Understanding (and Avoiding) Probate
Eileen St. Pierre, The Everyday Financial Planner
In my travels across Oklahoma teaching Estate Planning, I find the mere mention of the word Probate strikes fear in my audience. I guess the thought of your life being displayed in court for all to see (even if you aren’t there) could be terrifying. We hear horror stories of celebrities’ estates like those of Michael Jackson and Anna Nicole-Smith taking years to settle. But there are steps you can take to make the probate process easier on your heirs, or avoid it altogether. Understanding the probate process is the first step.
The Probate Process
Your will must go through the probate process to be considered legally valid. Probate is the legal process through which your property is properly transferred to other parties. It is a very public process involving having to prove the will, notifying all creditors and potential heirs, and resolving any contests to the will. Ancillary probate may be required if you own real estate in another state. The entire probate process can take anywhere from six months to many years.

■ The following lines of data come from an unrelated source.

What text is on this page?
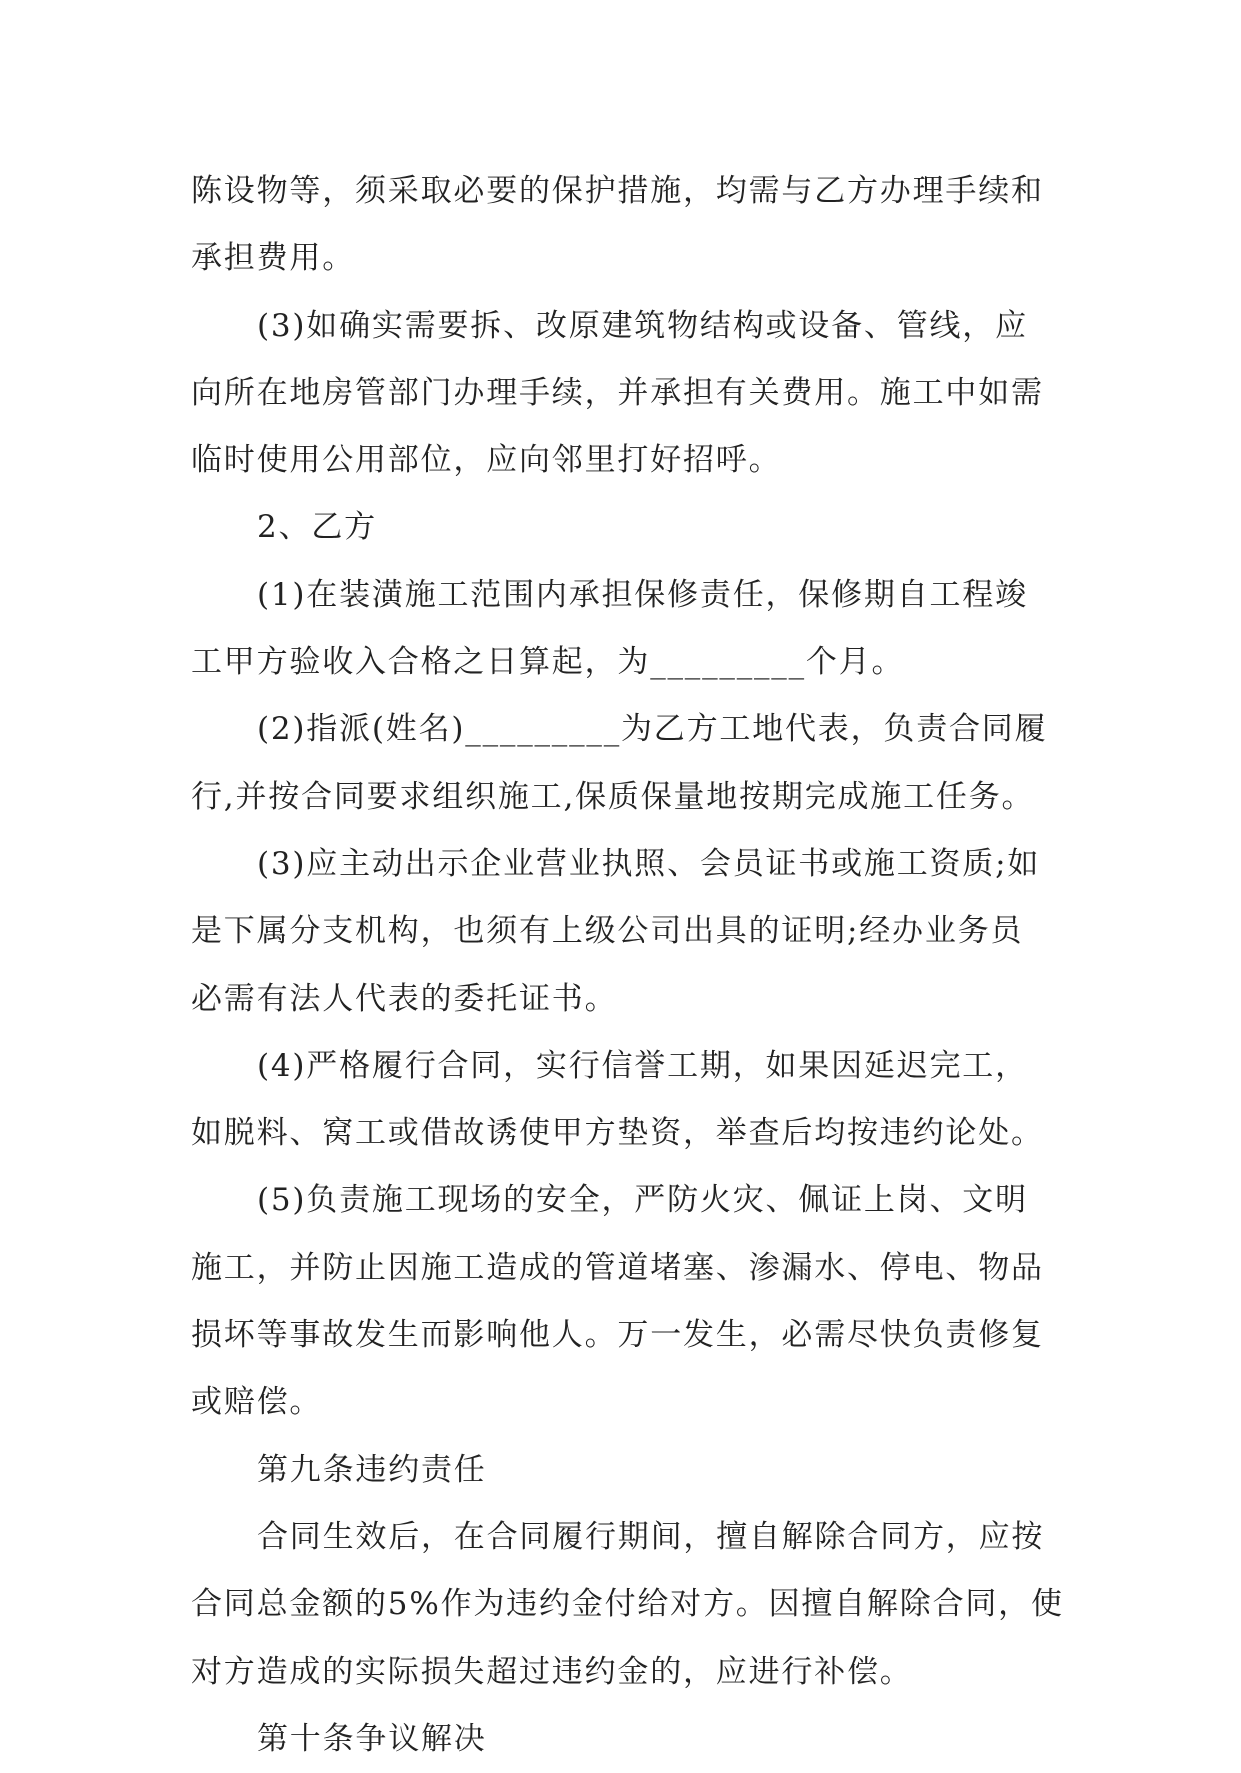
陈设物等，须采取必要的保护措施，均需与乙方办理手续和
承担费用。
(3)如确实需要拆、改原建筑物结构或设备、管线，应
向所在地房管部门办理手续，并承担有关费用。施工中如需
临时使用公用部位，应向邻里打好招呼。
2、乙方
(1)在装潢施工范围内承担保修责任，保修期自工程竣
工甲方验收入合格之日算起，为_________个月。
(2)指派(姓名)_________为乙方工地代表，负责合同履
行,并按合同要求组织施工,保质保量地按期完成施工任务。
(3)应主动出示企业营业执照、会员证书或施工资质;如
是下属分支机构，也须有上级公司出具的证明;经办业务员
必需有法人代表的委托证书。
(4)严格履行合同，实行信誉工期，如果因延迟完工，
如脱料、窝工或借故诱使甲方垫资，举查后均按违约论处。
(5)负责施工现场的安全，严防火灾、佩证上岗、文明
施工，并防止因施工造成的管道堵塞、渗漏水、停电、物品
损坏等事故发生而影响他人。万一发生，必需尽快负责修复
或赔偿。
第九条违约责任
合同生效后，在合同履行期间，擅自解除合同方，应按
合同总金额的5%作为违约金付给对方。因擅自解除合同，使
对方造成的实际损失超过违约金的，应进行补偿。
第十条争议解决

- According to the National Association of Financial and Estate Planning (NAFEP), probate can cost between 4% and 10% of your estate, based on national averages. Some of these fees are set by law, such as court fees and required documents. Others can be negotiated, such as the types and costs of services provided by your attorney.
- In Oklahoma, if the amount of your estate that is subject to probate is less than $200,000, your estate is eligible for Summary Administration, an expedited probate process (other states may have similar processes). Your personal representative would submit an application and an inventory of assets to the court. If the court deems it necessary, it will then order an appraisal of these assets. After this, it will issue an order for a final hearing to settle the estate. If the value of your estate subject to probate is more than $200,000, you may want to consider removing assets from your probate estate to make it eligible for Summary Administration – use the techniques discussed next.
Remember, for a will to have any legal effect, it must be submitted for probate. Probate is generally required only when you die owning property in your name without a surviving joint tenant or named beneficiary.
Whether or not real estate and other financial assets such as mutual funds go through probate depends on how the property is owned. Property owned with the right of survivorship is not subject to probate. Property owned this way cannot be left to others in a will or trust. Most couples own their houses in joint tenancy with the right of survivorship. The house would pass to the surviving spouse without going through probate. The house will have to go through probate after the surviving spouse dies unless the property deed has been retitled and/or the property has been placed into a trust.
Effective November 2008, Oklahomans can transfer real property like homes outside probate through the use of a transfer-on-death (TOD) deed. The property owner must title the property as transfer-on-death and designate a beneficiary (and ideally an alternative beneficiary). You then need to sign the TOD deed and record the deed in the county where the property is located. Unfortunately, this cannot be done for vehicles and other titled personal property.
- Other states that allow TOD deeds for real property: AZ, AR, CO, HI, IL, IN, KS, MN, MO, MT, NV, NM, ND, OH, OR, WI
- You do not need to be a resident of the state to use a TOD deed.
- States that allow you to name TOD beneficiaries for a vehicle: AZ, CA, CT, IN, KS, MO, NE, NV, OH, VT
As mentioned in my column Wills vs. Trusts, assets placed in a trust are not subject to probate. Another way to avoid probate and pass along assets outside of a will is by naming beneficiaries to certain types of asset accounts. Examples of accounts where you can name beneficiaries are:
- Life insurance policies
- Retirement plans
- Brokerage accounts
- Bank accounts
Be sure you keep these beneficiary designations up to date.
Do not name minor children as direct beneficiaries. They cannot own assets until they turn 18. Instead, name a trust (for the child) as a beneficiary or have the money put into a custodial account.
Try not to name a charity, business, or some other organization as a beneficiary for a retirement plan. The IRS will require the money to be taken out after 5 years. If you name “designated” beneficiaries for your retirement plans (i.e., your spouse and/or adult children), then the IRS will allow your heirs to keep the money in the account and let it continue growing tax-deferred. If you have already started taking distributions, your beneficiaries can continue using your distribution plan. Be sure to discuss the options with your plan administrator and your tax advisor.
You can designate brokerage accounts as TOD to also avoid the probate process. Likewise, bank accounts can be designated as payable-on-death (POD). POD accounts get the FDIC insurance limit for each qualifying beneficiary. TOD and POD are not quite as flexible as wills and trusts. You can only name primary beneficiaries. If your primary beneficiaries die before (or with) you, the money will have to go through probate.
They say the only two things that are certain in life are death and taxes. When it comes to paying estate costs, you can choose to pay now or later. You can pay now by setting up trusts, correctly titling assets, recording TOD deeds, and paying for legal/financial advice to help get your affairs in order. Or you can pay probate costs later.